FIG. 7 is a flowchart showing an operation program of the engine control device of the above embodiment.

FIG. 8 is a flowchart showing a fuel injection operation routine of the above embodiment.

FIG. 9 is a flowchart showing the compensation operation of the air flow system of the above embodiment.

FIG. 10 is a flowchart showing operations of various compensation filters used in the above embodiment.

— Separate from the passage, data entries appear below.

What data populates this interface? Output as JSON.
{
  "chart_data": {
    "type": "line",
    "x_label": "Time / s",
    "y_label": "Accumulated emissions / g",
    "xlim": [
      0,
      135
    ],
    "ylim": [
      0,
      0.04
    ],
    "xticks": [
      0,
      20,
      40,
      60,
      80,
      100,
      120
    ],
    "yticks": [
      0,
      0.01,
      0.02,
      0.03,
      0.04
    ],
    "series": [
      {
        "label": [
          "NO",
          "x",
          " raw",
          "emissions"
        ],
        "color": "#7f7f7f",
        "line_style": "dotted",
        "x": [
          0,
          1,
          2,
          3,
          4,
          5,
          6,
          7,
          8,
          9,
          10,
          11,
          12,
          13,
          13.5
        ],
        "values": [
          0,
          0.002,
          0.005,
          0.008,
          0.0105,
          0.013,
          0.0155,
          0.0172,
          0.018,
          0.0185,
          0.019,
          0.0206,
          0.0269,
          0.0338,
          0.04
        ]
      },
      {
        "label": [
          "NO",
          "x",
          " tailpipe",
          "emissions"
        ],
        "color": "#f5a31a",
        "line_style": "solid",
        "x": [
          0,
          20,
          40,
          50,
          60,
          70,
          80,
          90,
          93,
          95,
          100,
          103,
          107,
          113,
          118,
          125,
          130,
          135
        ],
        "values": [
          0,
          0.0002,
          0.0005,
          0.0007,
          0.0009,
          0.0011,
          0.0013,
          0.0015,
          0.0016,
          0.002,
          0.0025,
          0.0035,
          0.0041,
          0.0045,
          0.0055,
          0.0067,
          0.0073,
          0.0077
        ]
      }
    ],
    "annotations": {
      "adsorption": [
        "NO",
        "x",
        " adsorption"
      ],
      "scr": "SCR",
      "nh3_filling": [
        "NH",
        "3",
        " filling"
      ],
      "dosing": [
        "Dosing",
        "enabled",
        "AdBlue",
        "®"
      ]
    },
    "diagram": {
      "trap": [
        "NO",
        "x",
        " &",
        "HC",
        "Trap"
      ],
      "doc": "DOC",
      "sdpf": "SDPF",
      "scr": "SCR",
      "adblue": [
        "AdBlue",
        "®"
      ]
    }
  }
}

FIG. 11 is a flowchart showing the mode selection operation of the multistage connection compensation filter used in the above embodiment.

[Explanation of symbols]

11...Hard filter, 12...Air flow meter compensation filter, 14...Intake pipe pressure calculation block, 15...Cylinder inflow air amount calculation block, 16...Fuel transport delay compensation filter,
17... Intake pipe wall fuel adhesion compensation filter, 18... Fuel calculation block, 21... Hot wire air flow system, 22... Idle switch, 23... Engine control device (fuel calculation means with compensation filter, filter route automatic change means), 24...Injector.

Claims (2)

[Claims] Claim 1: An engine control device comprising means for measuring the intake air flow rate of an engine using an air flow sensor and calculating an optimum fuel amount for the engine based on the measured value, comprising: Various types of compensation filters are connected in multiple stages, and a means is provided for automatically changing the filter path by selecting filters to be used and filters to be omitted from among these various types of compensation filters according to the operating state of the engine. Characteristic engine control device. 2. The various types of compensation filters include various types of digital filters connected in multiple stages for use in compensating for the air flow rate sensor, compensating for fuel transport delays in the intake system, compensating for fuel adhering to the intake pipe wall of the engine, etc. The filter path automatic change means detects transient operation and steady operation of the engine from a throttle sensor, an idle switch, etc., and changes the filter in the compensation filter group based on the filter connection mode suitable for each state. An engine control device characterized by being set to allow selection of use or omission of.